October Blue; Crosses & You
I knelt in the early morning gray at the foot of the cross and by your grave.
I fought off the early mornings chill and three more roses to you I gave.
I sat in the white silence of stones; I shivered weakly; I cried.
Not from the cold, but from the rivers of flowing emotions that swelled inside.
Soon the first rays of the sun crept like golden fingers through centuries trees.
I watched as the day began its glorified rise; I still by your grave and on my knees I sighed.
A chorus of birds began to cheerfully sing as I too sung little songs to you and me.
One hour; two must have slipped softly through this my start of day.

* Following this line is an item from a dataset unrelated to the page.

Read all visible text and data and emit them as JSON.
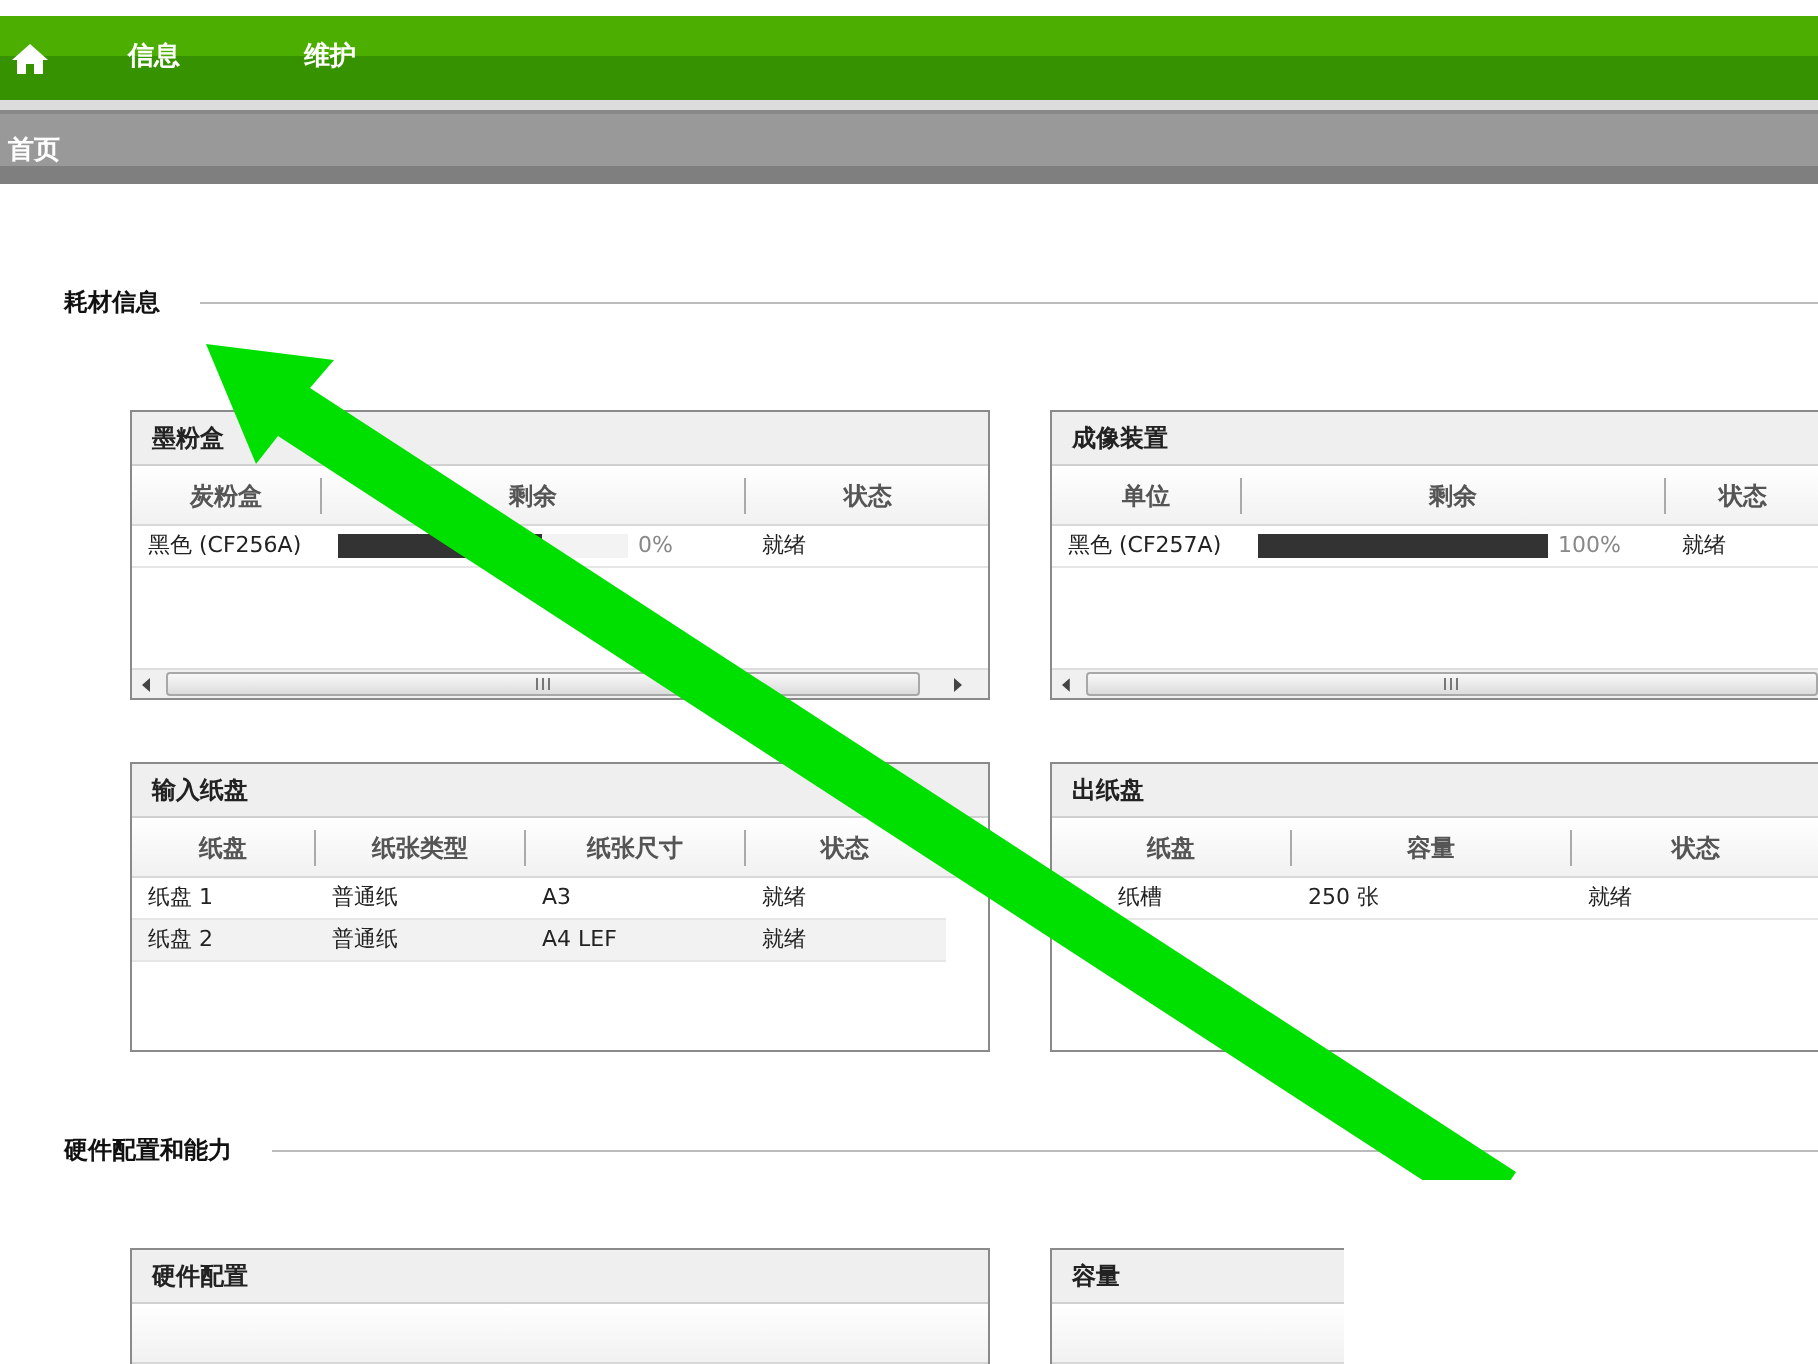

For soon the sun was high and showing off the October Blue of the sky.
I took my finger and redrew the heart on the outside edge of your grave.
And for the first time since this all began, I told you that I felt that I would soon die.
I told you of no reason could I see other than the insanity of me missing you.
I then went to stand and realized one knee was locked, so to my side I rolled facing now the October Blue.
Snap, crackle and pop and I was now aright and back on my feet.
I would soon have to go and I prayed that you would forgive me.
I walked over to sit by the lady clinging to the cross.
I told you once more that I love you and how without you I am so lost.
When I turned to walk away, something said stop look this way.
So I turned and looked up from whence the voice came and saw not one cross but two.
Did you hear this my feeble plea, or was it just my heart in the October Blue…wishing…seeing crosses and thinking of how much I miss you?